Nuclear proliferation is uniquely troubling because the regime threatens Israel with nuclear destruction. Consumed with hatred of Jews, it could use nuclear weapons.
Sanctions
Irwin Cotler, Canadian Member of Parliament and chair of the International Responsibility to Protect Coalition (IRPC), warns that Iran is on an “execution binge”, a “wholesale assault on the rights of its own people…It now leads the world in per-capita executions, many of which are in secret, taking place after arrests, detentions, beatings, torture, kidnappings, disappearances, and brief trials in which no evidence is presented.”
International sanctions, to be effective, must be enforced. Russia and China, which initially supported the UN sanctions resolution, are instead increasing business with Iran. Brazil, Turkey, Germany, Austria and Switzerland have increased their bilateral trade.
We cannot engage in negotiations with Iran to suspend uranium enrichment and combat the nuclear threat while simultaneously ignoring, marginalizing and sanitizing its other threats to world peace.

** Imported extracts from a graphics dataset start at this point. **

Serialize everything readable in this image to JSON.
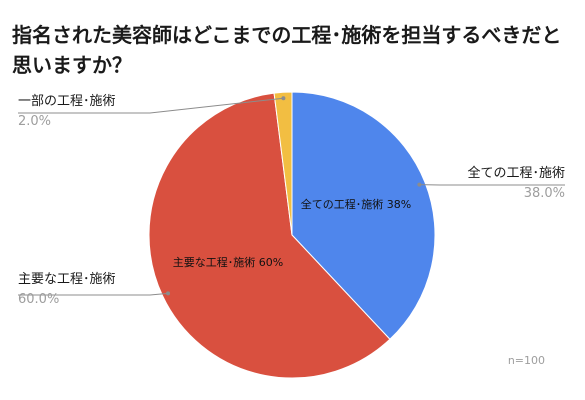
{
  "title": "指名された美容師はどこまでの工程･施術を担当するべきだと思いますか？",
  "sample_note": "n=100",
  "colors": {
    "blue": "#4f86ec",
    "red": "#d9503f",
    "yellow": "#f2be42",
    "label_pct": "#9e9e9e",
    "leader": "#8c8c8c"
  },
  "chart_data": {
    "type": "pie",
    "slices": [
      {
        "label": "全ての工程･施術",
        "value": 38.0,
        "percent_label": "38.0%",
        "inner_label": "全ての工程･施術 38%",
        "color": "#4f86ec"
      },
      {
        "label": "主要な工程･施術",
        "value": 60.0,
        "percent_label": "60.0%",
        "inner_label": "主要な工程･施術 60%",
        "color": "#d9503f"
      },
      {
        "label": "一部の工程･施術",
        "value": 2.0,
        "percent_label": "2.0%",
        "inner_label": "",
        "color": "#f2be42"
      }
    ],
    "legend": "none (leader-line labels)"
  }
}
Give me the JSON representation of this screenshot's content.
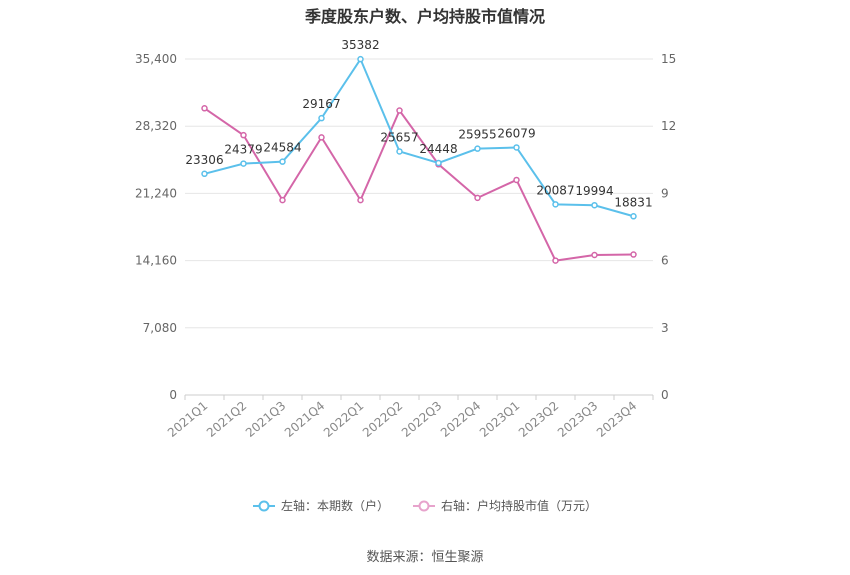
{
  "chart_data": {
    "type": "line",
    "title": "季度股东户数、户均持股市值情况",
    "categories": [
      "2021Q1",
      "2021Q2",
      "2021Q3",
      "2021Q4",
      "2022Q1",
      "2022Q2",
      "2022Q3",
      "2022Q4",
      "2023Q1",
      "2023Q2",
      "2023Q3",
      "2023Q4"
    ],
    "left_axis": {
      "min": 0,
      "max": 35400,
      "ticks": [
        "0",
        "7,080",
        "14,160",
        "21,240",
        "28,320",
        "35,400"
      ]
    },
    "right_axis": {
      "min": 0,
      "max": 15,
      "ticks": [
        "0",
        "3",
        "6",
        "9",
        "12",
        "15"
      ]
    },
    "grid": true,
    "legend_position": "bottom",
    "series": [
      {
        "name": "左轴：本期数（户）",
        "axis": "left",
        "color": "#5bc0eb",
        "values": [
          23306,
          24379,
          24584,
          29167,
          35382,
          25657,
          24448,
          25955,
          26079,
          20087,
          19994,
          18831
        ],
        "labels": [
          "23306",
          "24379",
          "24584",
          "29167",
          "35382",
          "25657",
          "24448",
          "25955",
          "26079",
          "20087",
          "19994",
          "18831"
        ]
      },
      {
        "name": "右轴：户均持股市值（万元）",
        "axis": "right",
        "color": "#d466a8",
        "values": [
          12.8,
          11.6,
          8.7,
          11.5,
          8.7,
          12.7,
          10.3,
          8.8,
          9.6,
          6.0,
          6.25,
          6.27
        ]
      }
    ],
    "source": "数据来源：恒生聚源"
  }
}
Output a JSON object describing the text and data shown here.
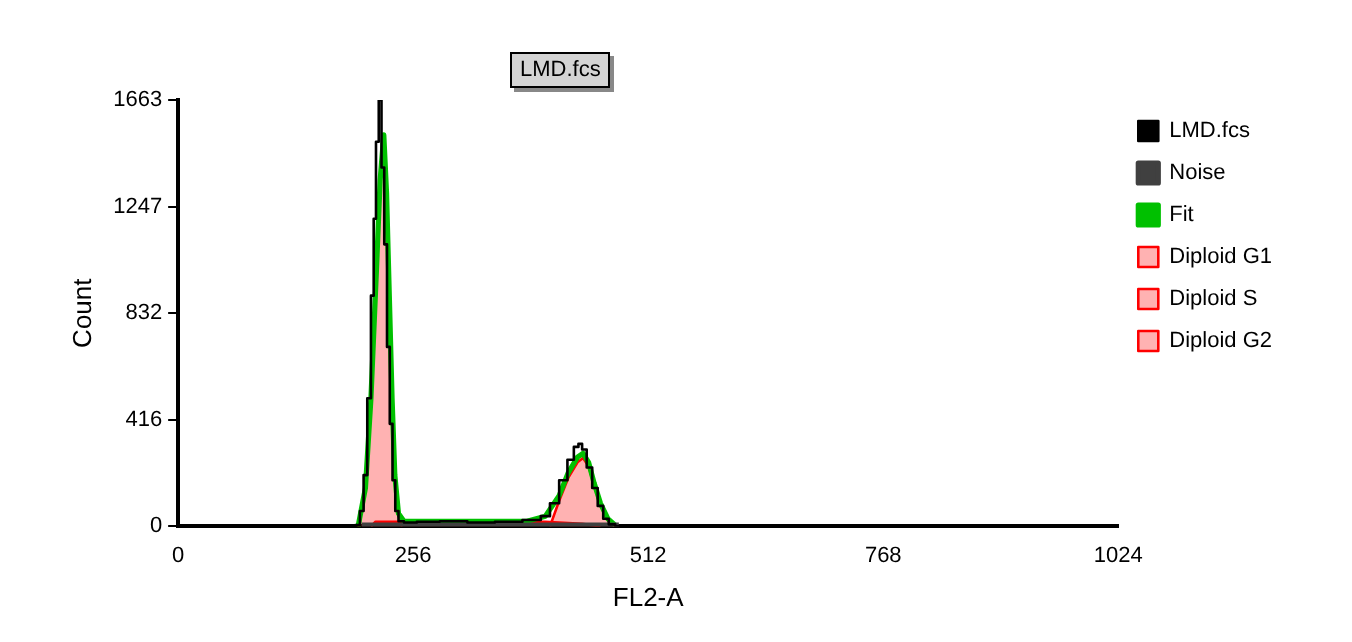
{
  "chart_data": {
    "type": "line",
    "title": "LMD.fcs",
    "xlabel": "FL2-A",
    "ylabel": "Count",
    "xlim": [
      0,
      1024
    ],
    "xticks": [
      0,
      256,
      512,
      768,
      1024
    ],
    "ylim": [
      0,
      1663
    ],
    "yticks": [
      0,
      416,
      832,
      1247,
      1663
    ],
    "grid": false,
    "legend": "top right",
    "marker": "none",
    "series": [
      {
        "name": "LMD.fcs",
        "type": "step",
        "color": "#000000",
        "x": [
          0,
          190,
          196,
          200,
          204,
          208,
          212,
          214,
          217,
          220,
          223,
          226,
          229,
          232,
          235,
          238,
          242,
          250,
          270,
          300,
          330,
          360,
          390,
          400,
          410,
          420,
          428,
          434,
          438,
          442,
          448,
          454,
          460,
          466,
          472,
          480,
          1024
        ],
        "values": [
          0,
          0,
          5,
          60,
          200,
          500,
          900,
          1200,
          1500,
          1663,
          1400,
          1100,
          700,
          400,
          180,
          60,
          20,
          15,
          18,
          20,
          15,
          18,
          25,
          40,
          90,
          180,
          260,
          310,
          322,
          300,
          230,
          150,
          80,
          30,
          8,
          0,
          0
        ]
      },
      {
        "name": "Noise",
        "type": "line",
        "color": "#404040",
        "x": [
          200,
          480
        ],
        "values": [
          5,
          5
        ]
      },
      {
        "name": "Fit",
        "type": "line",
        "color": "#00c000",
        "x": [
          196,
          204,
          210,
          216,
          220,
          224,
          227,
          230,
          233,
          236,
          240,
          246,
          300,
          380,
          400,
          415,
          425,
          435,
          441,
          447,
          453,
          460,
          468,
          476
        ],
        "values": [
          0,
          150,
          500,
          1000,
          1350,
          1527,
          1300,
          900,
          500,
          200,
          50,
          20,
          20,
          20,
          40,
          120,
          210,
          270,
          285,
          250,
          170,
          90,
          30,
          5
        ]
      },
      {
        "name": "Diploid G1",
        "type": "area",
        "color": "#ff0000",
        "x": [
          196,
          204,
          210,
          216,
          220,
          224,
          227,
          230,
          233,
          236,
          240,
          244
        ],
        "values": [
          0,
          140,
          480,
          980,
          1330,
          1510,
          1290,
          890,
          490,
          190,
          40,
          0
        ]
      },
      {
        "name": "Diploid S",
        "type": "area",
        "color": "#ff0000",
        "x": [
          210,
          215,
          400,
          440,
          460
        ],
        "values": [
          0,
          18,
          18,
          10,
          0
        ]
      },
      {
        "name": "Diploid G2",
        "type": "area",
        "color": "#ff0000",
        "x": [
          405,
          415,
          425,
          435,
          441,
          447,
          453,
          460,
          468,
          476
        ],
        "values": [
          0,
          100,
          190,
          250,
          267,
          235,
          160,
          80,
          25,
          0
        ]
      }
    ]
  }
}
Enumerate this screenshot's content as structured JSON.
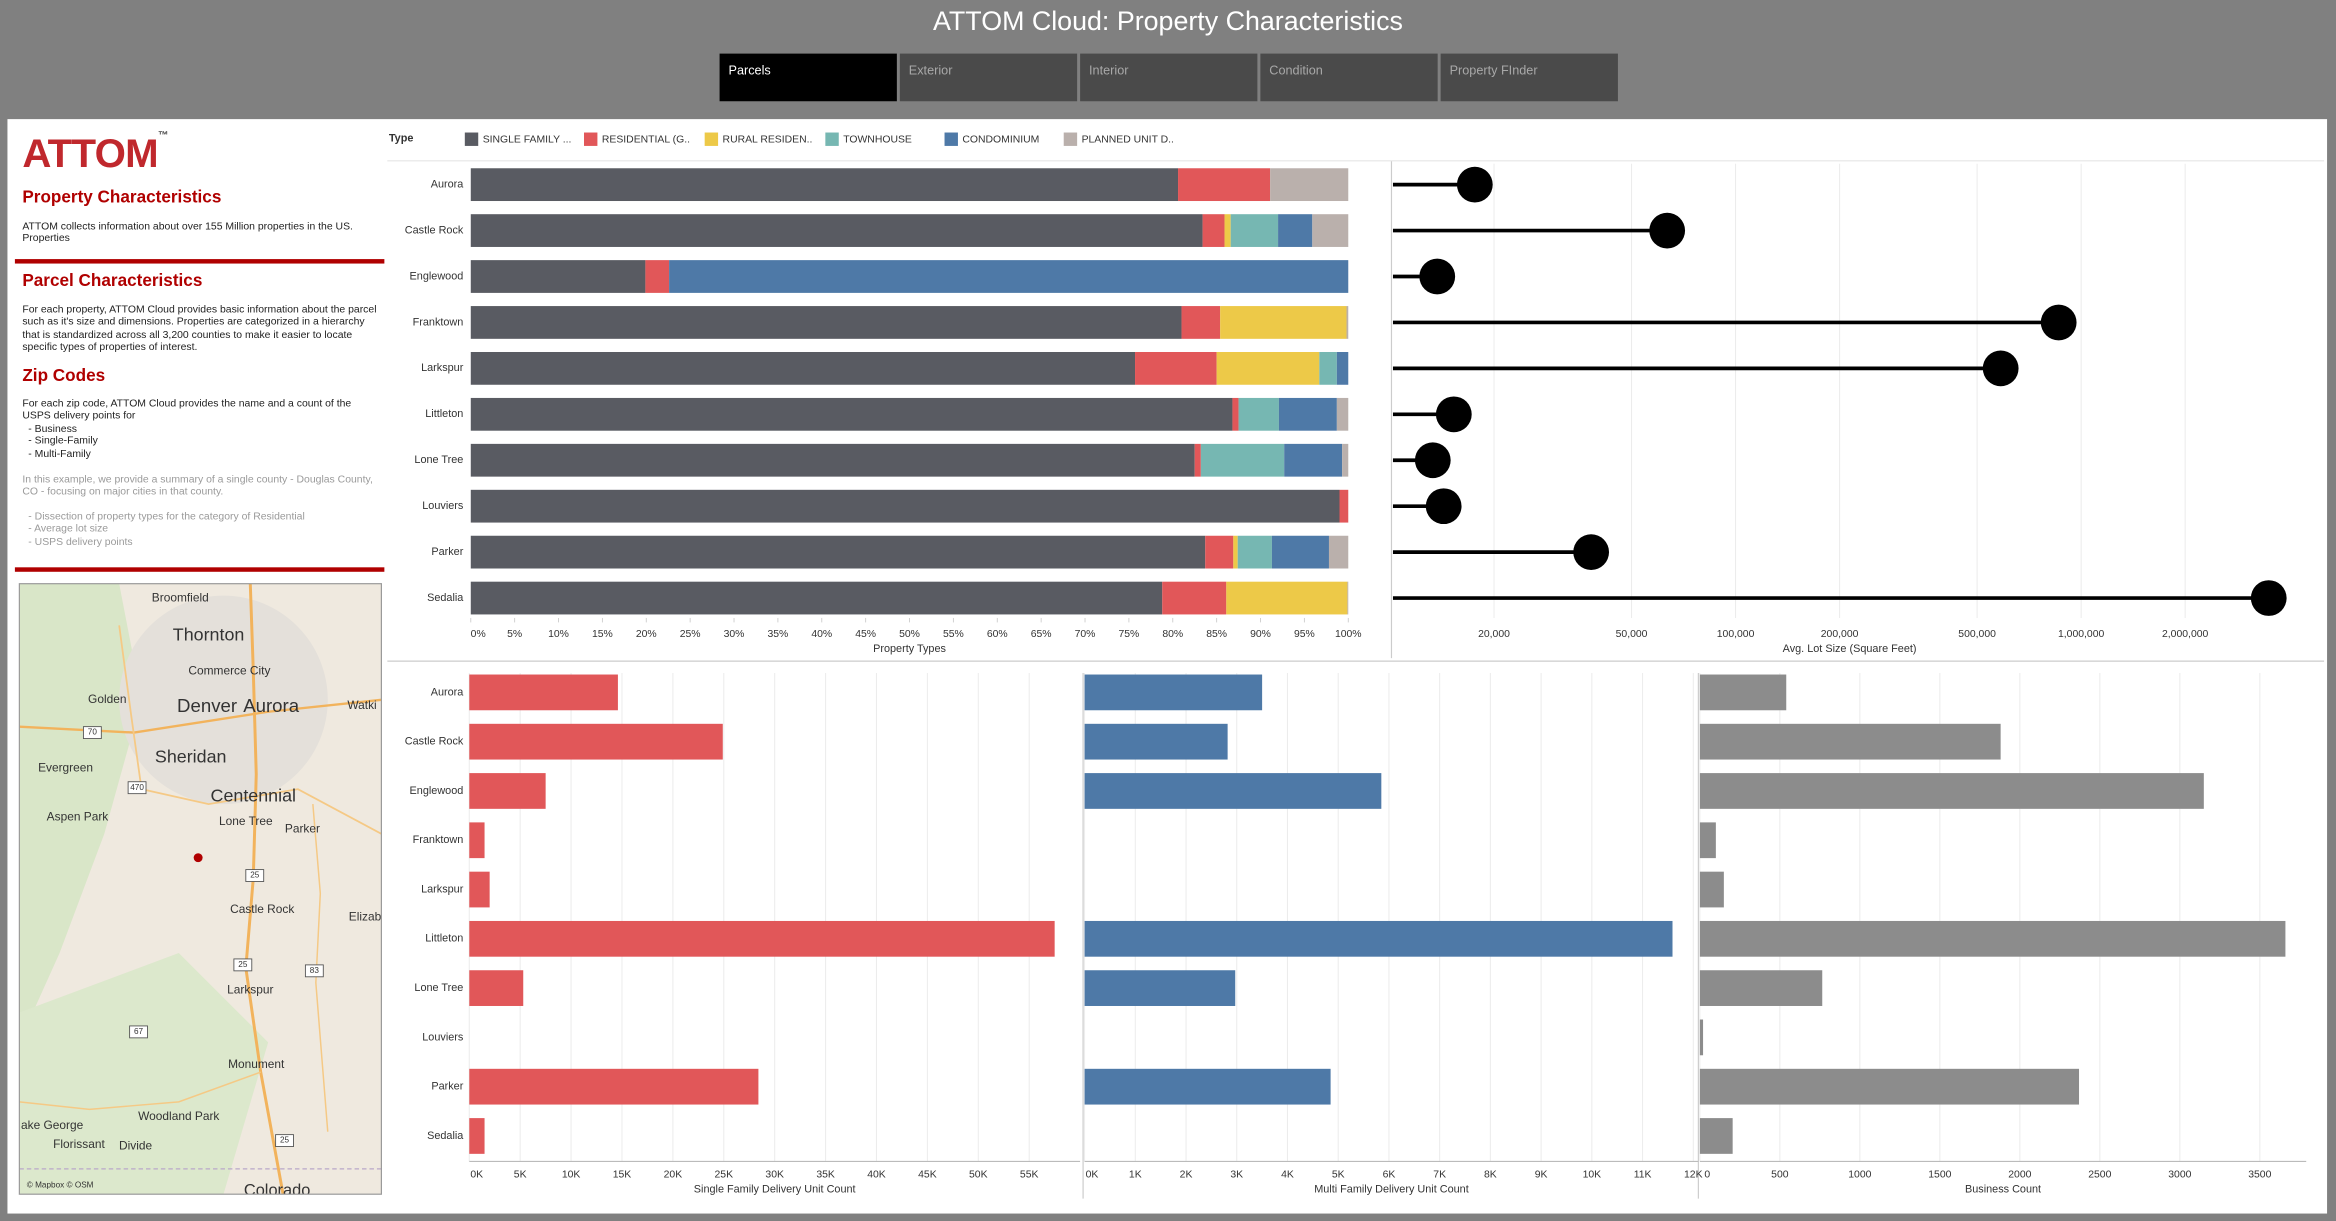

Regarding Tehran’s incitement to genocide against Israelis, it is astonishing that not one state party to the Genocide Convention of 1948 has to date initiated any of the mandated remedies under international law against Ahmadinejad.
Conclusion
Responsible governments, NGOs and individuals should, along with the IRPC:
Call for the creation of a special tribunal by the Security Council to deal with atrocities by Tehran officials. This request has already been sent to the 192 member countries of the International Bar Association.
Urge the U.N. to adopt a resolution regarding the issue of women’s and girls’ rights in Iran.
Call for the Commission on the Status of Women (CSW) to:
Convene a special session to discuss women’s rights in Iran
Send a special rapporteur
At in its capacity to stop the repression of women
Call for the disqualification of Iran’s membership at the CSW.
In short, people of goodwill everywhere must stand in robust solidarity with the Iranian people’s thirty year long struggle for dignity.